Die Zukunft zieht ein
Noch ein Liter Wasser weniger für Geschirrspüler und Waschmaschine, noch eine Kilowattstunde Strom weniger für Kühlschrank und Wäschetrockner. Fünf Wochen vor dem Start der IFA bilden – neben Design, Lifestyle und (Bedien-)Komfort – vor allem Energieeffizienz und Ressourcenschonung den roten Faden durch den Parcours der Neuheiten.
88 % aller Deutschen achten beim Hausgerätekauf auf einen niedrigen Energieverbrauch. Sagt zumindest eine repräsentative Studie des Bundesumweltministeriums. Gleichzeitig belegen Absatzzahlen, dass es eine erhebliche Diskrepanz zwischen angegebenem und tatsächlichem Kaufverhalten gibt. Ein guter Grund also, dieses Thema weiter zu penetrieren.
Indes: So langsam sind die Möglichkeiten ausgereizt, die Hausgeräte immer effizienter zu gestalten. Mit Spucke kann man schließlich nicht waschen! Da macht ein Begriff die Runde, mit dem bislang allenfalls Insider etwas anfangen konnten: „Smart Grid“. Das intelligente Stromnetz als die Voraussetzung für alle ehrgeizigen Nachhaltigkeitsziele.

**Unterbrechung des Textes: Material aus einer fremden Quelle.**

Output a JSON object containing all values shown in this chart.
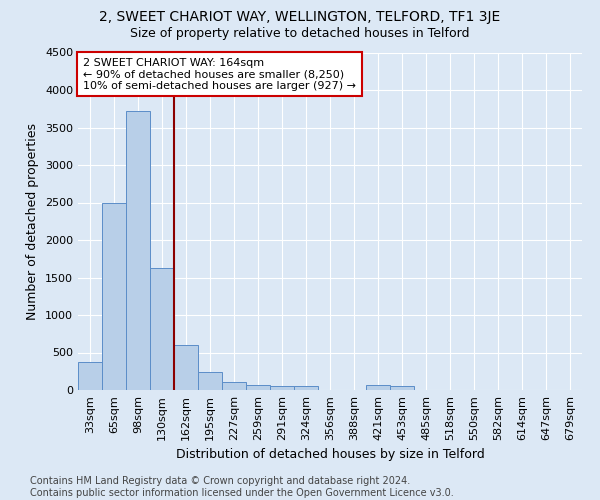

Im Idealfall treffen da dialogfähige Stromnetze auf intelligente Hausgeräte. Und die starten genau dann, wenn der Strom am günstigsten ist. Miele, seit Jahren Technologie-Vorreiter für kommunikationsfähige Hausgeräte, bringt zur IFA als erster Hersteller einen „Smart-Grid“-fähigen Waschautomaten und Trockner auf den Markt. Christian Gerwens, Leiter der Miele Vertriebsgesellschaft Deutschland, ist sich sicher: „Es ist der Sprung in eine neue Dimension des Energiemanagements!“ Auch Siemens und Bauknecht arbeiten an diesem Thema. Bis 2015 sollen beispielsweise alle Bauknecht-Geräte dem Kunden transparent auf dem Bediendisplay den Energieverbrauch und die Kosten ausweisen. Die Zukunft zieht ein! Ein Thema wie gemacht für den Fachhandel mit seiner Beratungskompetenz.